Reporter Adam Stern confirmed this with Riot Games just yesterday. According to Stern, Riot Games is “evaluating a number of options for our various rights packages.”
— Adam Stern (@A_S12) November 11, 2020
Travis Gafford added that Riot is “exploring an exclusive broadcast media rights deal for all English broadcasts.” This would not only include all North American events — it would include all League of Legends esports in the English language.
Riot has confirmed they're exploring an exclusive broadcast media rights deal for all English broadcasts – sources say Endeavor has been tasked with taking the rights to market pic.twitter.com/ZwPINhm38g
— Travis Gafford (@TravisGafford) November 12, 2020
This won’t be the first time Riot has sold streaming language rights to one platform.
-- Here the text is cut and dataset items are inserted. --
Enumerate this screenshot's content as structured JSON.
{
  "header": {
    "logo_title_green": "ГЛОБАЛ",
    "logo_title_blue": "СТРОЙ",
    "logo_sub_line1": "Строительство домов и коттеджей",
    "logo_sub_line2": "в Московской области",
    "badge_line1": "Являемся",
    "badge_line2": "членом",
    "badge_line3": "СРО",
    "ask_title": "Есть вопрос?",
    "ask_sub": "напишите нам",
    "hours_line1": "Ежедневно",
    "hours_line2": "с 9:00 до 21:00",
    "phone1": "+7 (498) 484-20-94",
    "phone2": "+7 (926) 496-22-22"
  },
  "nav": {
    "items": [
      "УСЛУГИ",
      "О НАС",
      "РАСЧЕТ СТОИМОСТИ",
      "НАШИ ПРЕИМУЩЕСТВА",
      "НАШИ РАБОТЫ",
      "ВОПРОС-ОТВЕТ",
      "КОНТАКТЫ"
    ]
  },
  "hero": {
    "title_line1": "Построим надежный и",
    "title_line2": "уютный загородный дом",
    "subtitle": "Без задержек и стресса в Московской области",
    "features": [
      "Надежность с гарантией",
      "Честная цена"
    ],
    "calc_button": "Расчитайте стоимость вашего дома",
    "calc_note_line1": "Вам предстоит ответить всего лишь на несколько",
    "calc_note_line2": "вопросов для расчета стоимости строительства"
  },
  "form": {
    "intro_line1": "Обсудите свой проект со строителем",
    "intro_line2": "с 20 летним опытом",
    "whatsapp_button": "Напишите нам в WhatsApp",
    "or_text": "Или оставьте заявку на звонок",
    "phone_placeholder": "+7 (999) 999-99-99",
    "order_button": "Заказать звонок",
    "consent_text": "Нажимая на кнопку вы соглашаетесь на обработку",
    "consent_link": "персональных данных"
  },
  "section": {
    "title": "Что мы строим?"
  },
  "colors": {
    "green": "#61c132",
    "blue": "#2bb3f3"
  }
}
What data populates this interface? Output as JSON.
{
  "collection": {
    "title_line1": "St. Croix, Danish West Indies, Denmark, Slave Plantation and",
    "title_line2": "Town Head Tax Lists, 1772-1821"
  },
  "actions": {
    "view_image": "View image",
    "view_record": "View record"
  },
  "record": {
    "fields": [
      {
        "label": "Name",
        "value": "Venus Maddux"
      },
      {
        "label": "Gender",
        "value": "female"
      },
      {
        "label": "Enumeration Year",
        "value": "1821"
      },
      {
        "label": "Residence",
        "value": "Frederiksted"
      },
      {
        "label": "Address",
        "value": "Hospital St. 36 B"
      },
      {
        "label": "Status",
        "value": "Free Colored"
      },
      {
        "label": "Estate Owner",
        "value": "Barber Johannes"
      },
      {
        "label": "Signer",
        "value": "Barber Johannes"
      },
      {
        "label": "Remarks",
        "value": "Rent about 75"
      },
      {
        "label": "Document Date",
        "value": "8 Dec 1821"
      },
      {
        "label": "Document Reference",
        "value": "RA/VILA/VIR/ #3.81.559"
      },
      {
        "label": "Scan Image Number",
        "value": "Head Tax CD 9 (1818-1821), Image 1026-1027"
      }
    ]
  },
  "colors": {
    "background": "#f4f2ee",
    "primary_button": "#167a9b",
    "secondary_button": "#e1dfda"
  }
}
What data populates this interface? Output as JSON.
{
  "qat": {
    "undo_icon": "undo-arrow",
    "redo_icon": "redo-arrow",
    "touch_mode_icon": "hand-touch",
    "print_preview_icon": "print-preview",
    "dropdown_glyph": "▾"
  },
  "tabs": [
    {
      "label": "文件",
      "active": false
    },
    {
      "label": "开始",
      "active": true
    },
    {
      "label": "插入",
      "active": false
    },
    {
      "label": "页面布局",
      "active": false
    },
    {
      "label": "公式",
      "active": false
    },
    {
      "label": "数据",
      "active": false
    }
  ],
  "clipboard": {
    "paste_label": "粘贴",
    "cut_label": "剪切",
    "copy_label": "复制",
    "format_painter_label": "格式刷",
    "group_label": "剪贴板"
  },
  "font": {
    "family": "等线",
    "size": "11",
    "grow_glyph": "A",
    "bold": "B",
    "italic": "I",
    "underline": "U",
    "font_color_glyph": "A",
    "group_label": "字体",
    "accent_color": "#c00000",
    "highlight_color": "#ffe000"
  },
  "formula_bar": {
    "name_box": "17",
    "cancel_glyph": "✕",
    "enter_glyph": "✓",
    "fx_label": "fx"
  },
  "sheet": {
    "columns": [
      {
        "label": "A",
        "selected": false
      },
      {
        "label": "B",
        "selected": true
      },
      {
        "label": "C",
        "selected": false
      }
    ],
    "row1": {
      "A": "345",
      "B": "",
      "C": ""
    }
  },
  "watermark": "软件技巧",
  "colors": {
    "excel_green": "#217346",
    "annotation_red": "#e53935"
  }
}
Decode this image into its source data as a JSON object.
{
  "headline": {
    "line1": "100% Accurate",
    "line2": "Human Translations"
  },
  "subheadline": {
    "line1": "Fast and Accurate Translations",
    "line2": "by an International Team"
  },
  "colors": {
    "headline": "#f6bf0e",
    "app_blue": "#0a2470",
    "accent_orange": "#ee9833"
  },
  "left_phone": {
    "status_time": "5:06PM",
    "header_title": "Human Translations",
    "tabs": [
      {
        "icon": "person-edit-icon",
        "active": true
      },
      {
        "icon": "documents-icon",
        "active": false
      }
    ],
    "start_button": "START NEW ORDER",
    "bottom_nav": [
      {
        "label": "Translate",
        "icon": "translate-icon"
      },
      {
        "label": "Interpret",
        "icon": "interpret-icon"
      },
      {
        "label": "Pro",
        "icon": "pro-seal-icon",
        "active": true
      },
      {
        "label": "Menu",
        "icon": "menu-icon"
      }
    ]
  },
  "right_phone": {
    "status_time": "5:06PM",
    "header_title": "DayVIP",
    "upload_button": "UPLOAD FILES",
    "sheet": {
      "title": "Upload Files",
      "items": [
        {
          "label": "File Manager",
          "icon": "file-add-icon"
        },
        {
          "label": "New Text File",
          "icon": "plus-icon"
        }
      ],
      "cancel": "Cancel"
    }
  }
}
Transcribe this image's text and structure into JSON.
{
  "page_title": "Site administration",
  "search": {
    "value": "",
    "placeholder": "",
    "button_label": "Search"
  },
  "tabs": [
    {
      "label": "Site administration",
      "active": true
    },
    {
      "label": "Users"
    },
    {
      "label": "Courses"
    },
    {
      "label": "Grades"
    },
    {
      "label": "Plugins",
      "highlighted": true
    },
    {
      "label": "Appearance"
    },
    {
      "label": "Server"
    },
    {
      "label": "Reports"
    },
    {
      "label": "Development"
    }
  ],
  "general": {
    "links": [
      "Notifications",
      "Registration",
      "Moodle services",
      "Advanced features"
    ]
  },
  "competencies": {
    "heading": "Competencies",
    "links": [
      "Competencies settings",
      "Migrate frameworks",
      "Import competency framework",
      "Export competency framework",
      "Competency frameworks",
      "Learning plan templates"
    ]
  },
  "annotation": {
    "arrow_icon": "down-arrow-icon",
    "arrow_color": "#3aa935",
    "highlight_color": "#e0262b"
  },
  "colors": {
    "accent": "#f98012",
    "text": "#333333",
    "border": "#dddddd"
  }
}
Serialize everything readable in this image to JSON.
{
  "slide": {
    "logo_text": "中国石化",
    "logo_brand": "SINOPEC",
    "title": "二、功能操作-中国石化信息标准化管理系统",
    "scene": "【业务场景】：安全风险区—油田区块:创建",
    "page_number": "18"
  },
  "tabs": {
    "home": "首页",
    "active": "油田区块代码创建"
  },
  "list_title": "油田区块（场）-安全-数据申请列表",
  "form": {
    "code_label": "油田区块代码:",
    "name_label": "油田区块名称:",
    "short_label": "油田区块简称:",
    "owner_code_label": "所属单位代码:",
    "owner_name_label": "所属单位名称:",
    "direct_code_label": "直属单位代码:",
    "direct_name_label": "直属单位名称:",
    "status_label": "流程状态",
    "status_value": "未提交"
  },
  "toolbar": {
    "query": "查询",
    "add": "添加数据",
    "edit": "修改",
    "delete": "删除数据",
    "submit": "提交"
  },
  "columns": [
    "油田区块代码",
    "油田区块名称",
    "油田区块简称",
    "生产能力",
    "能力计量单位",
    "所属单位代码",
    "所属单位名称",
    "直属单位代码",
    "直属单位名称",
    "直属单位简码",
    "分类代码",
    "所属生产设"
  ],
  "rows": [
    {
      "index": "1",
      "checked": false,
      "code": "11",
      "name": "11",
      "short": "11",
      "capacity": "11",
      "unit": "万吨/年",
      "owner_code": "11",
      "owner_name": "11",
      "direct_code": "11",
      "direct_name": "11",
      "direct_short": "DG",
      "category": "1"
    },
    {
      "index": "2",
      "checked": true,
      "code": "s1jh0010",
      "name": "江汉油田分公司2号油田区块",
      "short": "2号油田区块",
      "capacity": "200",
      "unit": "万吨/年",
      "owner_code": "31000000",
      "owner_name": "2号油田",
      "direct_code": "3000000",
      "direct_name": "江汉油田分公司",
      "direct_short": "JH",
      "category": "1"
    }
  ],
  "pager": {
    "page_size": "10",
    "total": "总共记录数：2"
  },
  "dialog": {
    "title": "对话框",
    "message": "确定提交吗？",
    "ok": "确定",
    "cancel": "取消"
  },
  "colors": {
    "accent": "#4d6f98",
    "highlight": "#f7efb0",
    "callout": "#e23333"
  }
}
In August of this year, they signed a three-year deal with Bilibili for the Chinese streaming rights. And that was only for the World Championship, Mid-Season Invitational, and All-Star Event.
One streaming platform to rule them all
While, yes, this is about money for Riot Games, it’s also about providing streaming stability. For example, looking at football, you know that Fox broadcasts all NFC games and CBS broadcasts all AFC games. When the conferences overlap, viewers will have to look up which channel the games are on. But for the most part, fans already know where to find these games. By applying this same concept to esports, fans will always know exactly where to view any and all League of Legends esports events in English.
The two biggest contenders for LoL streaming rights are YouTube and Twitch. Both venues have been signing exclusivity deals for streamers like it’s going out of style. YouTube also already has experience with exclusive broadcasting deals with esports. Thanks to its partnership with Activision, YouTube has exclusive rights for the Call of Duty League, Overwatch League, and Hearthstone esports. Twitch doesn’t have any of these esports broadcast deals, but considering the numbers they recently had with Worlds (3.9 million people at peak), it won’t let this opportunity go without a fight.
But don’t count other platforms out of the race. I wouldn’t be surprised if Facebook threw billions of dollars at Riot Games for these rights, as it is constantly pushing its way into into both the gaming and content-viewing markets.
Get your popcorn ready, that’s for sure.